The bottom line is to get rid of barriers for solving the increasing sustainability problem in fashion. Although it’s slow going, this mentality is catching on throughout the fashion industry from large luxury conglomerates like Kering to fast fashion brands like H&M and American companies like PVH and Gap Inc. As these policies are put in place and organizations like Canopy unite brands for sustainable causes, I’m interested to see how the impacts are measured and in company environmental, social and governance (ESG) tracking and corporate social responsibility reporting.

Breaking Through the Noise

Reaching consumers and building a movement is challenging when people are over stimulated by smartphones and so far removed from the problem. They don’t see the on average 20 hands their clothes pass through to get to them and therefore don’t think about these people when they’re buying a $5 t-shirt. (This Fashion Revolution video is a great example of this) Or from an environmental perspective, there’s the fact that a t-shirt takes 2,700 liters of water to produce, enough water for one person to drink for 900 days. Another factor that is not a part of the average consumer’s buying decisions. 

On top of that, there are a vast array of causes to get behind in the realm of “sustainability” and it can feel daunting the throw your weight behind the whole cause. The UN Global Compact has taken on this challenge as the world’s largest corporate sustainability initiative and has identified 17 SDGs. But even with these defined areas and the trendiness of sustainability, people still don’t understand the scope of the problem and how they can be agents of change on a personal level. 

I was surprised that at an event like this, where people are aware of sustainable fashion issues, the audience was shocked to realize that production of fabrics like rayon and viscose are made of wood pulp and are leading to deforestation of endangered forests. It also made me wonder how many issues like this are swept under the rug because people are not looking? 

I didn’t come away with a strong sense of how to fix this issue, and it’s something I’ve struggled with since starting on my conscious fashion journey. You want to have everyone care about sustainability, but it tends to move in increments with topics that are trending. Right now there is the viral videos about plastic micro fibers being washed into our water streams as the result of washing our polyester athleasure wear, but there are so many issues that deserve their own viral videos. 

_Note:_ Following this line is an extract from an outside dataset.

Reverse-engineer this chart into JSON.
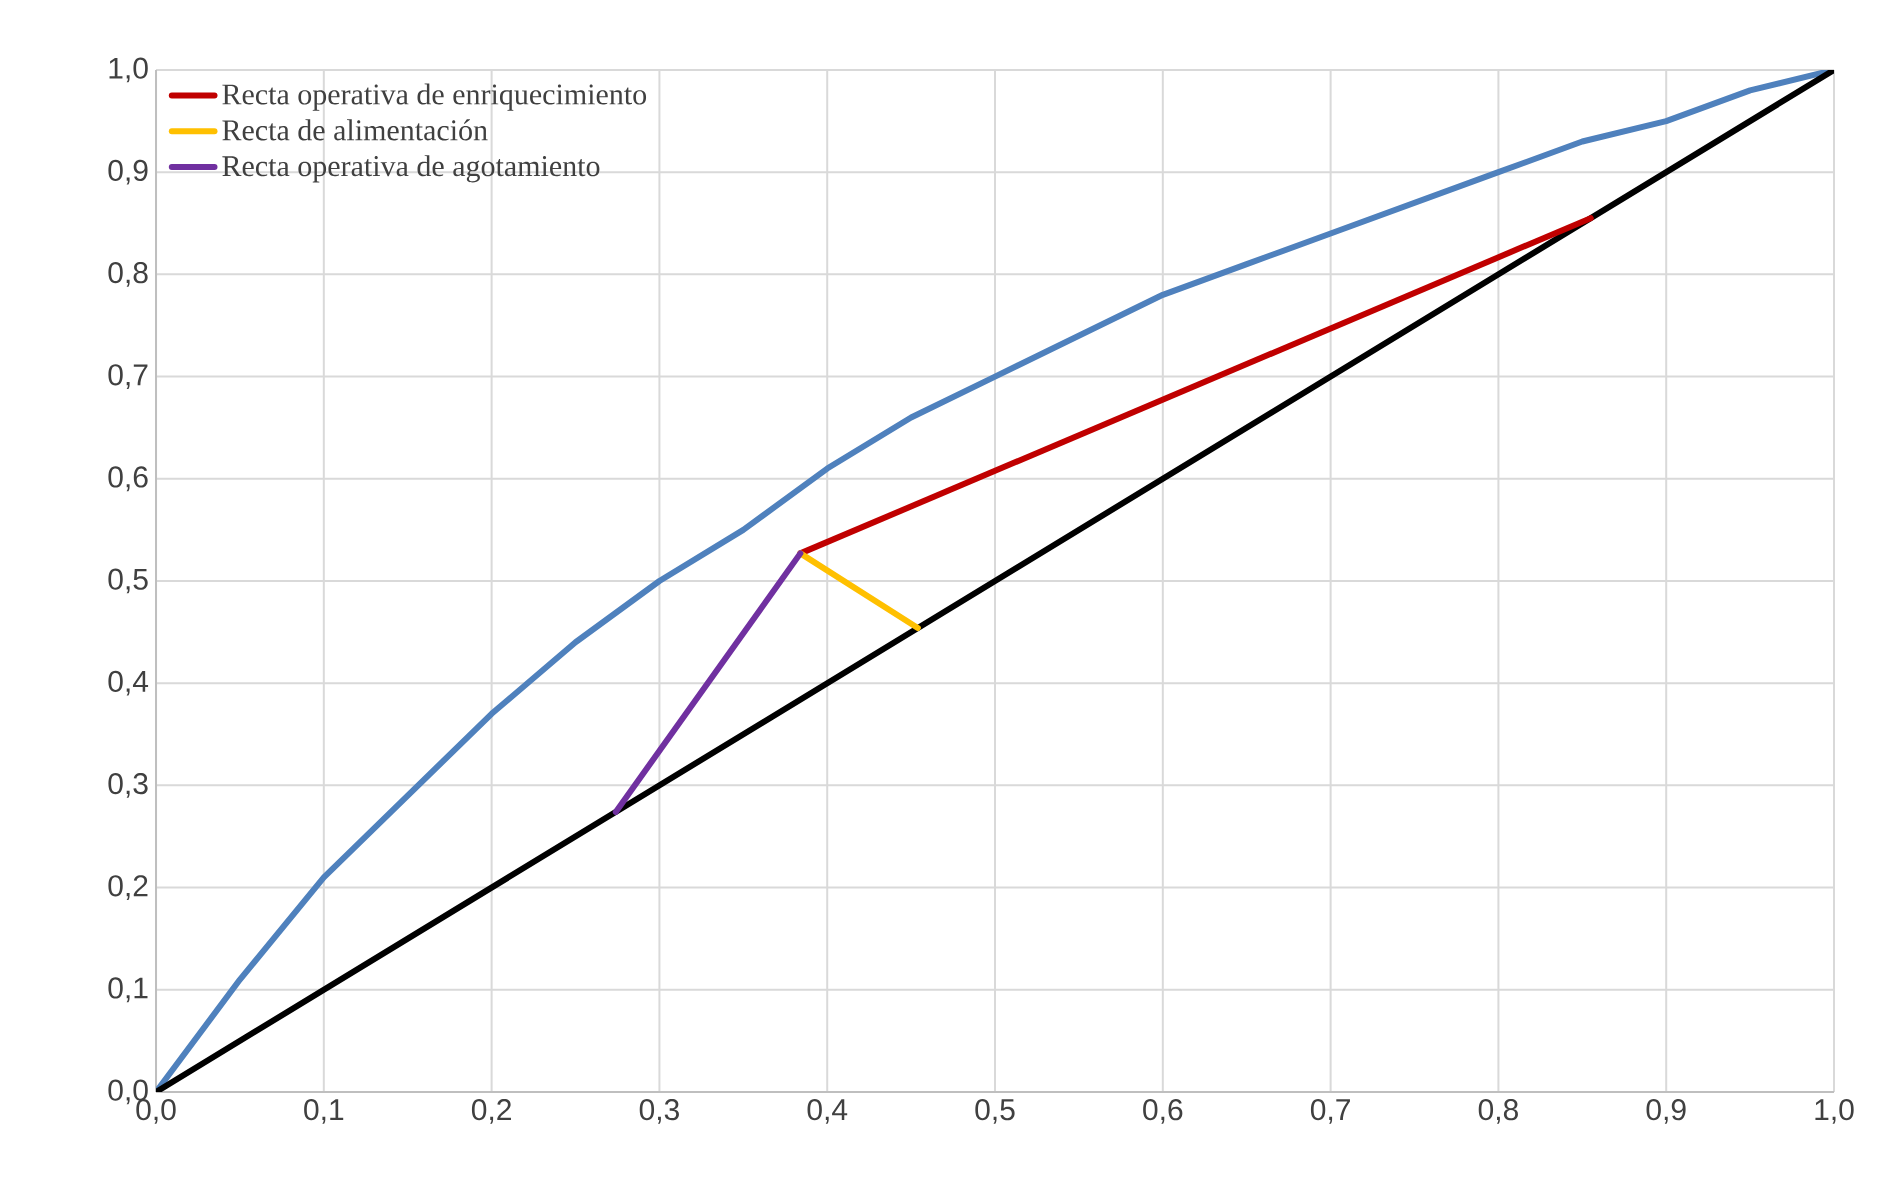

I’m hopeful that every step helps, building a movement is by nature a slow build. We’re at a tipping point of making sustainable fashion top of mind for consumers as they walk into their favorite store, and maybe they’ll start moving to clothing swap memberships instead or deciding that they don’t need anymore clothes. 

The panel discussion was concluded with a fashion showcase of sustainable designs, which were a beautiful reminder of what is possible and a welcome departure from discussing the complex issues of low-income populations having access to sustainable fashion, deforestation in the amazon, and subcontracting issues in garment manufacturing. I look forward to strengthening this community in future events and allowing space for the teamwork that was championed during the panel.